Regressing cash price on HHI showed no meaningful association even when comparing very competitive markets to near‐monopoly markets: Generic drugs were 5.67% cheaper (95% CI −6.24 to −5.10) and branded drugs were 2.15% cheaper (95% CI −2.71 to −1.59) in near‐monopoly markets, with no consistent relationship between HHI and cash price (See Table 3A). The effect of changes in median income on cash prices was small: Zip codes in the fifth quintile of median income had cash prices 2.68% (95% CI 2.43–2.93) higher than those in the first quintile (p < 0.001), and there was no consistent dose–response relationship between median income and cash prices. Chain pharmacies had greater cash prices for both generic (70.39%, 95% CI 70.10–70.58) and branded (11.35%, 95% CI 11.16–11.54) drugs (p < 0.001). Differences in competition, median income and pharmacy type explained variation in cash prices more completely for generic drugs (R 2 = 0.14) than for branded (R 2 = 0.03) drugs.

Multivariable linear regression of the coefficient of variation of cash price on HHI and median income appeared to show no significant association (See Table 3B), as the strength of these associations was weak for both generic (R 2 = 0.01) and branded (R 2 = 0.01) drugs, suggesting that the examined variables fail to meaningfully lower price variation.

4. DISCUSSION

Our analysis revealed substantially divergent market trends for generic and branded medications.

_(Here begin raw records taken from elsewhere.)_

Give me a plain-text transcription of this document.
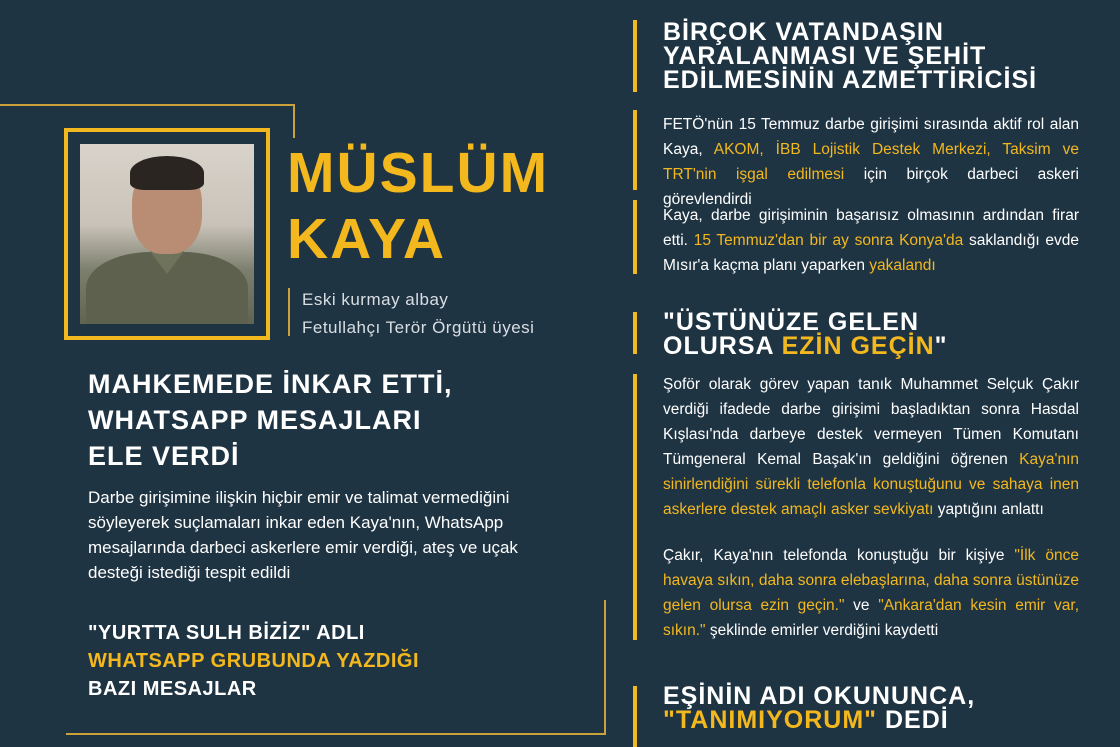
MÜSLÜM
KAYA
Eski kurmay albay
Fetullahçı Terör Örgütü üyesi
MAHKEMEDE İNKAR ETTİ,
WHATSAPP MESAJLARI
ELE VERDİ
Darbe girişimine ilişkin hiçbir emir ve talimat vermediğini söyleyerek suçlamaları inkar eden Kaya'nın, WhatsApp mesajlarında darbeci askerlere emir verdiği, ateş ve uçak desteği istediği tespit edildi
"YURTTA SULH BİZİZ" ADLI
WHATSAPP GRUBUNDA YAZDIĞI
BAZI MESAJLAR
BİRÇOK VATANDAŞIN
YARALANMASI VE ŞEHİT
EDİLMESİNİN AZMETTİRİCİSİ
FETÖ'nün 15 Temmuz darbe girişimi sırasında aktif rol alan Kaya, AKOM, İBB Lojistik Destek Merkezi, Taksim ve TRT'nin işgal edilmesi için birçok darbeci askeri görevlendirdi
Kaya, darbe girişiminin başarısız olmasının ardından firar etti. 15 Temmuz'dan bir ay sonra Konya'da saklandığı evde Mısır'a kaçma planı yaparken yakalandı
"ÜSTÜNÜZE GELEN
OLURSA EZİN GEÇİN"
Şoför olarak görev yapan tanık Muhammet Selçuk Çakır verdiği ifadede darbe girişimi başladıktan sonra Hasdal Kışlası'nda darbeye destek vermeyen Tümen Komutanı Tümgeneral Kemal Başak'ın geldiğini öğrenen Kaya'nın sinirlendiğini sürekli telefonla konuştuğunu ve sahaya inen askerlere destek amaçlı asker sevkiyatı yaptığını anlattı
Çakır, Kaya'nın telefonda konuştuğu bir kişiye "İlk önce havaya sıkın, daha sonra elebaşlarına, daha sonra üstünüze gelen olursa ezin geçin." ve "Ankara'dan kesin emir var, sıkın." şeklinde emirler verdiğini kaydetti
EŞİNİN ADI OKUNUNCA,
"TANIMIYORUM" DEDİ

Higher cash prices in the branded drug market were characterized by proportional increases in acquisition costs, indicating that rising costs for branded drugs largely reflect higher prices set by manufacturers, distributers, or wholesalers. By contrast, the generic drug market is characterized by decreasing pharmacy acquisition costs but increasing cash prices, suggesting that higher prices to consumers reflect factors later in the supply chain. Variation of generic drug cash prices was significantly higher than that of branded drugs, potentially indicating divergent pricing strategies between different pharmacies. It is important to note that these divergent trends in generic prices or average markup are not explained away by considering a $9 dispensing fee, as was observed in Figure 1. 16

Rising consumer‐facing costs—trends concentrated in high‐volume and diabetes drug categories—are deeply concerning, especially given the well documented high out‐of‐pocket costs of insulin and other diabetes‐related supplies. 17 One previous study showed that competition among generic manufacturers helped to lower (or maintain low) prices. 15 Our study provided evidence of significantly decreased prices at the manufacturing level (i.e., as reflected in a down‐trending NADAC); however, the divergent trends for NADAC and cash price observed in our study suggest further opportunity for ensuring that savings accomplished early in the supply chain reach the consumer.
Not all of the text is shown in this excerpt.